Monday, January 14, 2013

Streptocarpus: My Own Plant

Streptocarpus spp.
Family: Gesneriaceae
Common Name:  Cape Primrose
Country of Origin: South Africa, Madagascar and  Asia

Fig.1    Streptocarpus flowers intermittently throughout the year.

It's been two and half years ago since I first saw a Streptocarpus in full bloom and the plant was not mine.  This time I have a clone of that same plant which has been growing in my kitchen.

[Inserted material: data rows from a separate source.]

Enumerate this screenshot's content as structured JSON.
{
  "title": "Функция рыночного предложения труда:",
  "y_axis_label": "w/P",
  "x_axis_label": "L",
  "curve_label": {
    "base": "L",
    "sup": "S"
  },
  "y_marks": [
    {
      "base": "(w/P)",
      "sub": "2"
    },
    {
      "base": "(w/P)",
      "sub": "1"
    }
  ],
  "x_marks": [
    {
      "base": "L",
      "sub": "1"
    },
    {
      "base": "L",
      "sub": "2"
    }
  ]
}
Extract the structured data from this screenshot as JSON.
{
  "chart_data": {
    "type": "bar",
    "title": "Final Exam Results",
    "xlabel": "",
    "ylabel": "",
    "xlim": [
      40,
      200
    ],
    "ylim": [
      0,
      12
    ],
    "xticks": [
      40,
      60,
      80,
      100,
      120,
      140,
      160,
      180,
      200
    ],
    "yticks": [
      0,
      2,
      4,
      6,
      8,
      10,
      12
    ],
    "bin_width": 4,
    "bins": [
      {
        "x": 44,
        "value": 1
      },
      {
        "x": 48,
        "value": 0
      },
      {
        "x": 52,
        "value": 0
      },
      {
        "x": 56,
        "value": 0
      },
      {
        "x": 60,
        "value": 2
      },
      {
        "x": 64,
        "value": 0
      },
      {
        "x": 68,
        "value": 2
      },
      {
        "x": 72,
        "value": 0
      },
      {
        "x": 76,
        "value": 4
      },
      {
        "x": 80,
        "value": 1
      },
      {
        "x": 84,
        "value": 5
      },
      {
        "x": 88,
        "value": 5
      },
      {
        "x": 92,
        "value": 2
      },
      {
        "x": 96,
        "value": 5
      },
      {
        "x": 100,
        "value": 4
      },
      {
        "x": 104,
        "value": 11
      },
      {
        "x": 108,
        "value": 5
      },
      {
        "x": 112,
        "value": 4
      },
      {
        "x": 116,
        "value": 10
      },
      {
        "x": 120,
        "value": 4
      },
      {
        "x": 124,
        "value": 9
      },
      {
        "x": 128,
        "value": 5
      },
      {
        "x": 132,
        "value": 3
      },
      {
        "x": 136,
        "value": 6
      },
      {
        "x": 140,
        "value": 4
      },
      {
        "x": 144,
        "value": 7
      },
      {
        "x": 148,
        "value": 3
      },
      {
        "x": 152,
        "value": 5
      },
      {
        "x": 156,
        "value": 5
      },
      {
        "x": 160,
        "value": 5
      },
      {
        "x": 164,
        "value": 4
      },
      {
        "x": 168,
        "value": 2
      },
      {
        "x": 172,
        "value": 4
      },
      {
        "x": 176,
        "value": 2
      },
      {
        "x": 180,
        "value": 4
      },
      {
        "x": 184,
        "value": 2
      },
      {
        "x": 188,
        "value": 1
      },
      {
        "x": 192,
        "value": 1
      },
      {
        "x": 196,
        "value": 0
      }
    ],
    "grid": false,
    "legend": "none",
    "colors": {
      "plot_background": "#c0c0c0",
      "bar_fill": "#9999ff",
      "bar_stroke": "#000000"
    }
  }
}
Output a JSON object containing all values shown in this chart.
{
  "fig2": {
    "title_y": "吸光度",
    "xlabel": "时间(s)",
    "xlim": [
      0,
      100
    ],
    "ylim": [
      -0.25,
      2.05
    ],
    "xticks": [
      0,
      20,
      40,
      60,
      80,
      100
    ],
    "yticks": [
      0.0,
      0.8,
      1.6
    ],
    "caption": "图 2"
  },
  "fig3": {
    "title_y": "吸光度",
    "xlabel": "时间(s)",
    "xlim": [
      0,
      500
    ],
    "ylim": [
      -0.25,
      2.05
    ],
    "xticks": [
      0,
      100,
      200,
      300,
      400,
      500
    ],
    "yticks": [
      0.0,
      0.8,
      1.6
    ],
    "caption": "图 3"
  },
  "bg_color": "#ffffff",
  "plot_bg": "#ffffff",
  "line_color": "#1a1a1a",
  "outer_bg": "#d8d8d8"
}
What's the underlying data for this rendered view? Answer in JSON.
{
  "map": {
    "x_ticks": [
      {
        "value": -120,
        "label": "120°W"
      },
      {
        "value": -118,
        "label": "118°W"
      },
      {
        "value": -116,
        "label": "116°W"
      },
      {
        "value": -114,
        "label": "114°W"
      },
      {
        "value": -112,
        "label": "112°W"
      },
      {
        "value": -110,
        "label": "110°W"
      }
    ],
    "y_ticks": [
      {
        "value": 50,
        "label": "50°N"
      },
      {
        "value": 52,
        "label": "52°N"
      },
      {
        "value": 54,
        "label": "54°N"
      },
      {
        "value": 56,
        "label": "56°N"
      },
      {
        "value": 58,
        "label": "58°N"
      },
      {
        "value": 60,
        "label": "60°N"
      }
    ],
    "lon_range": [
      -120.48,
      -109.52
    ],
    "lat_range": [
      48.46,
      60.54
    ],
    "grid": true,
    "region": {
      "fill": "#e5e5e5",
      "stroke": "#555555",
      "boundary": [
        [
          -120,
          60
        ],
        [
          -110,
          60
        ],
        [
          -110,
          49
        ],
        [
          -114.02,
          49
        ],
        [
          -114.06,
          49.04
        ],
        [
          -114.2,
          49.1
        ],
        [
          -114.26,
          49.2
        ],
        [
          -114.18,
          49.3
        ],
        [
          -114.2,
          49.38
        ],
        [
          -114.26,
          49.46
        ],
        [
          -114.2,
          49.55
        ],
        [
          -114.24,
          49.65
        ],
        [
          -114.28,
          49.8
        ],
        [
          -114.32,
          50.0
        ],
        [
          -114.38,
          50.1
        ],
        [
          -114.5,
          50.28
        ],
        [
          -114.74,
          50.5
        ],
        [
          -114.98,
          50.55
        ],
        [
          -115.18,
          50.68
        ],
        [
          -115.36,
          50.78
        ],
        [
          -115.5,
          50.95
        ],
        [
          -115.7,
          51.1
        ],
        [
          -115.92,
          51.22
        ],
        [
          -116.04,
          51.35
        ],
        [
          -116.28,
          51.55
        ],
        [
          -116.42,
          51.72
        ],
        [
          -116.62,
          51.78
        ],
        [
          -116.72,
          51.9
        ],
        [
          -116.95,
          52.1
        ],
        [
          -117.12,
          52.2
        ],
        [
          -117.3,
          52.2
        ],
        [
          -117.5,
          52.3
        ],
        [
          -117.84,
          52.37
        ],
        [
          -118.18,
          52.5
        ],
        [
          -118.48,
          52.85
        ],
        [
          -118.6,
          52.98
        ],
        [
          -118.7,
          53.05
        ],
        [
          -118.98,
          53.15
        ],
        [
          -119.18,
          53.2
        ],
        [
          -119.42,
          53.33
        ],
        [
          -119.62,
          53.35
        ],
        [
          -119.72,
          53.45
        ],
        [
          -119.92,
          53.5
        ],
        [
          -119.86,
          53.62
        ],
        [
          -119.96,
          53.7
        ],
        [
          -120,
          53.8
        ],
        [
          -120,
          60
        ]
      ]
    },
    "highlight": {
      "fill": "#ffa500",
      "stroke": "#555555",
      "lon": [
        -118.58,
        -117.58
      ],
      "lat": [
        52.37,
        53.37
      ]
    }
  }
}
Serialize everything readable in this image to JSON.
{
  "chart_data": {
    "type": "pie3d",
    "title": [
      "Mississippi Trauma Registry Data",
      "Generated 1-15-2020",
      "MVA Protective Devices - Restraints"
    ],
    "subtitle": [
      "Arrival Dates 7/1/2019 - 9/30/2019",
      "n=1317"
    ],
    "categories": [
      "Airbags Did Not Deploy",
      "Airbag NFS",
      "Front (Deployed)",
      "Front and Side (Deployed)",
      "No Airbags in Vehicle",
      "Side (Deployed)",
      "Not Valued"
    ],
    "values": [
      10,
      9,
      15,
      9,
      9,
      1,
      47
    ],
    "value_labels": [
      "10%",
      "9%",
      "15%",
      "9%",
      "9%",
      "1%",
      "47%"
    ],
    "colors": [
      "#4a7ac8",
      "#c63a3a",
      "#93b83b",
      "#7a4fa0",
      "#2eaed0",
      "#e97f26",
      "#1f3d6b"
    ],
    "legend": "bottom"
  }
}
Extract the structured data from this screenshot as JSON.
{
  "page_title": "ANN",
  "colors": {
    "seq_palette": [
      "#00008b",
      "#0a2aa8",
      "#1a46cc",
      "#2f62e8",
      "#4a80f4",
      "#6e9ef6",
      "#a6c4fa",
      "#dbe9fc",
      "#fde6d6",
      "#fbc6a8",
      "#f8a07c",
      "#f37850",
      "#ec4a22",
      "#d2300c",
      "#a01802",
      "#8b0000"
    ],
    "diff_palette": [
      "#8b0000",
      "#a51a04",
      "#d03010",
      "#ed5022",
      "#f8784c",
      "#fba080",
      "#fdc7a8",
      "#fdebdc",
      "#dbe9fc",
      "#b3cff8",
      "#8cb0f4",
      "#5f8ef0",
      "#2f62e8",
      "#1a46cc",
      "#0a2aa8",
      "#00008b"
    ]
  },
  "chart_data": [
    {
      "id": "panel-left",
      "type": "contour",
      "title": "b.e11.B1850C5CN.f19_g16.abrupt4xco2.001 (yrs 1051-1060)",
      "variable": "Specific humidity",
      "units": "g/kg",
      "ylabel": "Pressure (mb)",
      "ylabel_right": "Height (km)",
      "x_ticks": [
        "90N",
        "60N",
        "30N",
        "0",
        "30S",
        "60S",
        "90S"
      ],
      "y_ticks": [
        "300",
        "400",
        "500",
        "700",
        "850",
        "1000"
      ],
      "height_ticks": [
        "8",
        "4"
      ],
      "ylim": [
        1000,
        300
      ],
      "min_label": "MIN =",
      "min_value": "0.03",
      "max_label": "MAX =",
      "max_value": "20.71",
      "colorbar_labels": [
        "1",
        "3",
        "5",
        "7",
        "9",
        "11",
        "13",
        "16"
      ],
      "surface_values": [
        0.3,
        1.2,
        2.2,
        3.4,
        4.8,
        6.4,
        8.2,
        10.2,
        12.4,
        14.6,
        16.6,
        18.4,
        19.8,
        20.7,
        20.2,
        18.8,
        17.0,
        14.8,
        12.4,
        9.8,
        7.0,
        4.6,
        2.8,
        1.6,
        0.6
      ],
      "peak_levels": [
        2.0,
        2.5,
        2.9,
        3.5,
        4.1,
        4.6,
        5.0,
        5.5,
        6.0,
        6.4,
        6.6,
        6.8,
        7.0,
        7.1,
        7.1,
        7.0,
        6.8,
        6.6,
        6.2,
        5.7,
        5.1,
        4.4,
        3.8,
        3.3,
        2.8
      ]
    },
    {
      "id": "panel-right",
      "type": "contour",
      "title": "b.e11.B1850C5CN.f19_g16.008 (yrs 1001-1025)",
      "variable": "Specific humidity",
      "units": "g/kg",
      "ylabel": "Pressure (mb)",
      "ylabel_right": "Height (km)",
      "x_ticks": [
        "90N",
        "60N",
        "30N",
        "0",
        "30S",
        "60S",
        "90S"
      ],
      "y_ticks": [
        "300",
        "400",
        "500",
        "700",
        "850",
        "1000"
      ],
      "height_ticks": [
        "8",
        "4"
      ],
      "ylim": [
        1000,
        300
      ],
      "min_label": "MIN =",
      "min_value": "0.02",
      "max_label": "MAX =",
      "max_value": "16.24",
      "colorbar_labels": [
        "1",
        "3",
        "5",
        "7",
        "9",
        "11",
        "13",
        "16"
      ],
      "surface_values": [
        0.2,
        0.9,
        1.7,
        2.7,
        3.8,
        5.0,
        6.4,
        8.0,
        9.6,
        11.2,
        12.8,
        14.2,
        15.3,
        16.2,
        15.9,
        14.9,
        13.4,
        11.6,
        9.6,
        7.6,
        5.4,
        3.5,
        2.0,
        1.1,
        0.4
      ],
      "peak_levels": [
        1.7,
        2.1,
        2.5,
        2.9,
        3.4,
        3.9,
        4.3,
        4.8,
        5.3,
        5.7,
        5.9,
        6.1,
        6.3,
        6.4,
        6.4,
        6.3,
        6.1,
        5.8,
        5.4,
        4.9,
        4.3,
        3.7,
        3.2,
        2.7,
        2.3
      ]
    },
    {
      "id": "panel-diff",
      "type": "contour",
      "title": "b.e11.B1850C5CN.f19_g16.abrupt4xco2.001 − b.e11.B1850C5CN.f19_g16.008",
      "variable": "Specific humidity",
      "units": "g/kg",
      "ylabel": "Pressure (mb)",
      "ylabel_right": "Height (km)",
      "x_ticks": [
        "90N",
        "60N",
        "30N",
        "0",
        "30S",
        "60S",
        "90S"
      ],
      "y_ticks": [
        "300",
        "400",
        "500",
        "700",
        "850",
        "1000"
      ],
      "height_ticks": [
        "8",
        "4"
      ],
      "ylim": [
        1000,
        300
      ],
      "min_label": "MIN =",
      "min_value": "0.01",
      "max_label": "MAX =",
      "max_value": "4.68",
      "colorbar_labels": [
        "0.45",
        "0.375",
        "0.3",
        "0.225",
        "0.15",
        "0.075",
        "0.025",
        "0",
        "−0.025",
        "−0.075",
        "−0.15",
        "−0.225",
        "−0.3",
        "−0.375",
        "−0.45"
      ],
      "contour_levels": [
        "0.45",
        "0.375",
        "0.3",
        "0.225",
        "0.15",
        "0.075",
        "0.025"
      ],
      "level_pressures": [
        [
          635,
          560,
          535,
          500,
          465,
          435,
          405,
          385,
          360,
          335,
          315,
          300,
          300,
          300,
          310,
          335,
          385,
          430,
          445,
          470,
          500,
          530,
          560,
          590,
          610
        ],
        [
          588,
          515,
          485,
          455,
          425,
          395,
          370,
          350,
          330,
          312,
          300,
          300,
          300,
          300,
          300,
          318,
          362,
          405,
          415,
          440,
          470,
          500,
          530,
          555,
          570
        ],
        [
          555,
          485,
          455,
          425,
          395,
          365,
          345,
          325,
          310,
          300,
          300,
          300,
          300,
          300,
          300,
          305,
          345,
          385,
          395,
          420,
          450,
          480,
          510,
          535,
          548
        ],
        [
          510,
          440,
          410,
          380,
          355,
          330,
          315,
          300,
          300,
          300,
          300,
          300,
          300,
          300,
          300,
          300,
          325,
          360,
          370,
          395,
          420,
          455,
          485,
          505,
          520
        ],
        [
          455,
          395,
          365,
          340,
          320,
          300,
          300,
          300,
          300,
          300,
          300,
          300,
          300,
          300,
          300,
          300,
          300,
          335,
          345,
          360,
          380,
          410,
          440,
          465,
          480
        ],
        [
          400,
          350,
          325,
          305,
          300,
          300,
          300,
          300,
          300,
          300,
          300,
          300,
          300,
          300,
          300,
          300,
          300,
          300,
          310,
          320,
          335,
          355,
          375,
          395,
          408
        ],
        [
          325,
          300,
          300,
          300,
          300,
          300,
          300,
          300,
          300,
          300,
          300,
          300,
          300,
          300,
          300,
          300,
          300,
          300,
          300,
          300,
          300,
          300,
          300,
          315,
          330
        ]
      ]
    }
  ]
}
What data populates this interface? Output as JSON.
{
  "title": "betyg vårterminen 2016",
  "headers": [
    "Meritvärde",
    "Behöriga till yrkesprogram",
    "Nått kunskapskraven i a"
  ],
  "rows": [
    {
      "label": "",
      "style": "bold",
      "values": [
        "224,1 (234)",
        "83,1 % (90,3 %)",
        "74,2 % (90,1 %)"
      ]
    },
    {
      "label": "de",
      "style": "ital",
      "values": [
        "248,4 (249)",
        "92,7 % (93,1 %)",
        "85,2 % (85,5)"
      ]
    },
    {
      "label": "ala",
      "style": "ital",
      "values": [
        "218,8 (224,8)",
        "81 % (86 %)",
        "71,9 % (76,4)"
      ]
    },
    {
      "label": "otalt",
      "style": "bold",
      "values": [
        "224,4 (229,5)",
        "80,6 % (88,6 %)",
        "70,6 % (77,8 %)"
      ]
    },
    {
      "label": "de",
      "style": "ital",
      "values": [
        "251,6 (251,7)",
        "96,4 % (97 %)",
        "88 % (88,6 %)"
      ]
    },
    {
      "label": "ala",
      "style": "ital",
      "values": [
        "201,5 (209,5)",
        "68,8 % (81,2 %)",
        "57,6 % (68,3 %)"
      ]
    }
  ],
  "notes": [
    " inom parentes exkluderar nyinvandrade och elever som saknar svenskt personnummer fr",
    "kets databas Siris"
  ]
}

Streptocarpus is probably one of the most beautiful flowering houseplants.  It is regarded in high esteem by plant enthusiasts not only because of its pleasing beauty but also because of its durability  as a plant. It is an evergreen, herbaceous  plant that grows well in shade - making it a great indoor plant.  This stemless plant blooms almost throughout the year as long as it is regularly fed with complete fertilizer (preferably with a high phosphorous content). They are related to the African violets but have a different morphological structure that makes them more appealing than their shorter relatives.

Fig. 2     Flower buds originating from the petiole of a leaf.

One of the most interesting observations on Streptocarpus is that flower buds originate from the basal section of the leaves (Fig. 2).  That's right; the flowers emerge from the leaves.   The first flower bud always grows closest to the axil as seen on the picture above.  The flowers come in clusters and indeterminately arranged on long slender peduncles that extend well above the top of the leaves giving the appearance of floating flowers (Fig. 3 and Fig. 1).  The flowers open in succession which allows a prolonged flower show (Fig. 1 and 5).

Fig.  3.  Clusters of unopened flowers.

Fig. 4  Delicate tubular flower on slender peduncle.

The flowers come with a delicate tubular corolla which extends out into deeply scalloped lips that resemble individual petals (Fig. 4).  The tube of the flower is usually clear white with increasing pigmentation towards the lobes with the lower lips being darker than the upper lips.  The peduncle (stem-like structure that supports the inflorescence) starts out curled and slowly uncurls as it elongates to display the ethereal inflorescence (Fig. 4).

Fig. 5     Flowers open in succession

Cultural Management  

1.  Provide sufficient moisture but not soggy soil.  Over watering is a common cause of damage on the plant.  Water only when the top of the soil feels dry.  

2.  Position plants in light but not direct sunlight.  East facing window sills work best.  Putting plants on a hot sunny window sill will cause burning on the leaves. 

3.  Feed regularly.  Fertilize during watering using low fertilizer concentration (about 25% of recommended rate).

4.  Allow sufficient room to grow.  Divide or re-pot only when the pot is full of roots to the next size using peat-based multi-purpose media.

5.  Deadhead regularly.  Remove spent flowers (including dead leaves) to encourage continued flowering and to avoid Botrytis (Gray Mold) infection.  

6.  Monitor the occurrence of pests.   Regularly inspect plants for white and greenflies, aphids, mildew, and mealy bugs. (These pests can be a problem but so far I have not seen them on my plants.)  It is easier to control pests at the early stage of infestation.

Streptocarpus: a sturdy and delightful flowering houseplant.